Design and rationale of the clinical trial to obtain the highest efficacy of dual antiplatelet therapy after carotid artery stenting in high bleeding risk patients (CHET): A multicenter, randomized, open-label, superiority trial

Abstract

Rationale Abbreviated dual antiplatelet therapy (DAPT) strategies effective in percutaneous coronary intervention among patients with high bleeding risk (HBR) may not be applicable to carotid artery stenting (CAS) owing to anatomical and procedural differences. Primary Hypothesis Among patients with HBR undergoing CAS, abbreviated DAPT followed by SAPT will reduce clinically significant bleeding compared to prolonged DAPT, while maintaining noninferiority in net clinical outcomes, including ischemic and major bleeding events. Design CHET trial is a multicenter, randomized, open-label, superiority trial in HBR patients undergoing CAS. Assuming a 38% relative reduction in bleeding (10.4%-6.45%), 1,524 participants (762 per group) provide 80% power with a twosided alpha of 0.05; the final target is 1,556 (778 per group), allowing 2% dropout.

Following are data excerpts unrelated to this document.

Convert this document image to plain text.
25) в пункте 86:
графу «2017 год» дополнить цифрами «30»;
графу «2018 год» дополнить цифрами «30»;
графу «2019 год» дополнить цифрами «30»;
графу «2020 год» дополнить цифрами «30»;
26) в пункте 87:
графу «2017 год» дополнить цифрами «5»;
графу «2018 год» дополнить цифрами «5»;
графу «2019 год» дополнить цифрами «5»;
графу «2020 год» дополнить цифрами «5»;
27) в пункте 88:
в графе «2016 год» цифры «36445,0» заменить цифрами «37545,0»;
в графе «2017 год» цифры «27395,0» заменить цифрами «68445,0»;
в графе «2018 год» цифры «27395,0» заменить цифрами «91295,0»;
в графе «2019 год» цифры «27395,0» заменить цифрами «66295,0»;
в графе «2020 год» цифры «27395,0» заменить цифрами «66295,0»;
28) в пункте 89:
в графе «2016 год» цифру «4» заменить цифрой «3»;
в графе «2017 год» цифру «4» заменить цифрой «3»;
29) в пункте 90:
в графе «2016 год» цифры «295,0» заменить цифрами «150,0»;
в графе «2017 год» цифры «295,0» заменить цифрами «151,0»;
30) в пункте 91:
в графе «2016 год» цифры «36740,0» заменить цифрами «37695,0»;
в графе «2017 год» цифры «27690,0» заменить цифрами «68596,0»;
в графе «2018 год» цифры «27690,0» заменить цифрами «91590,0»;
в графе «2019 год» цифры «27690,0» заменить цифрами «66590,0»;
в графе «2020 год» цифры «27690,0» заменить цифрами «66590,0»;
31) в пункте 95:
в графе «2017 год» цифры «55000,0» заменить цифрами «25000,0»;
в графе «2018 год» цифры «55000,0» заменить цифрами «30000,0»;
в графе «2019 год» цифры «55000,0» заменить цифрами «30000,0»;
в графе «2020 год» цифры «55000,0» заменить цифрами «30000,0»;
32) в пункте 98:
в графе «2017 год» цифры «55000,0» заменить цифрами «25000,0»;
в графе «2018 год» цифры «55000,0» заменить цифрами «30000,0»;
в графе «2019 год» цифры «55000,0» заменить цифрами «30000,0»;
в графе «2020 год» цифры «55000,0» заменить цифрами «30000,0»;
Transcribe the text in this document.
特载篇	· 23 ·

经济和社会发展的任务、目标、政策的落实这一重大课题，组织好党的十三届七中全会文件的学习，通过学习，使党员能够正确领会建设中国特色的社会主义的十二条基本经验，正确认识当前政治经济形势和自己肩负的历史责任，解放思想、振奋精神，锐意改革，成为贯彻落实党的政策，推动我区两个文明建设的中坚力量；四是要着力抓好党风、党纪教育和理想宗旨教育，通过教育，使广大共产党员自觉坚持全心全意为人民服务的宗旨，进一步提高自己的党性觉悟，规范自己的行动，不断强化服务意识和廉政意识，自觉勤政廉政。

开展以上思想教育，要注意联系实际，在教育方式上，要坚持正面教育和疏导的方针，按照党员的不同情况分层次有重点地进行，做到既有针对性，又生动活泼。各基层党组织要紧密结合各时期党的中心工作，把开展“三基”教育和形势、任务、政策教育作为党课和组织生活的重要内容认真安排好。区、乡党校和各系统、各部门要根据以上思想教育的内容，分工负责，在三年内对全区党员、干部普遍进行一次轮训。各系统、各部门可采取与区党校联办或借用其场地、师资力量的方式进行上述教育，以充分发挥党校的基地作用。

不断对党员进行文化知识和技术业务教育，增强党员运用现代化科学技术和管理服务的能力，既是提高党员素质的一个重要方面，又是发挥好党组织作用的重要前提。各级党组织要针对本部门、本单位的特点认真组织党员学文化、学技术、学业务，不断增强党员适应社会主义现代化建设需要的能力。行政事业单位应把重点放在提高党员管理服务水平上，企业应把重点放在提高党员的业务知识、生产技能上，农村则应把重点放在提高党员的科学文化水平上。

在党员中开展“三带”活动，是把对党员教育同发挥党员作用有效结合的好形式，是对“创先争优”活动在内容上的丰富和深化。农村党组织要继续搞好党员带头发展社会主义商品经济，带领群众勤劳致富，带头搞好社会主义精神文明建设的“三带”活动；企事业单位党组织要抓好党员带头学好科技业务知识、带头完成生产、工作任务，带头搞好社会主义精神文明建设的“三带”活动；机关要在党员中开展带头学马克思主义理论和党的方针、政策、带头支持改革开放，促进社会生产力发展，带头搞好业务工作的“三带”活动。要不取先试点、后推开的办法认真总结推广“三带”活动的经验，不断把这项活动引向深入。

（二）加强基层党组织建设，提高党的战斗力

Key HBR criteria include age >= 75 years, ischemic stroke within 6 months, renal insufficiency, anemia, and thrombocytopenia. All patients will receive aspirin and clopidogrel for 30 days after CAS (enrichment period). Event-free patients on day 30 were randomized 1:1 to receive SAPT (aspirin 100 mg daily or clopidogrel 75 mg daily, at the treating physician's discretion) or continued DAPT for 11 months. The primary safety endpoint is clinically significant bleeding (BARC 2, 3, or 5) from day 30 to 12 months post-CAS. The secondary efficacy endpoint is a composite of nonfatal stroke, nonfatal myocardial infarction, cardiovascular death, and major bleeding (BARC 3 or 5). Enrollment Dates and Current Status CHET began enrollment on July 15, 2024. As of February 5, 2026, the trial is currently enrolling, with 328 participants enrolled. Enrollment is expected to be completed by November 2029, and follow-up by December 2030. Conclusions CHET trial is the first randomized controlled trial to define optimal DAPT duration in HBR patients after CAS. Trial Registration www.clinicaltrials.gov (NCT06276374). (Am HeartJ 2026;297:107418.)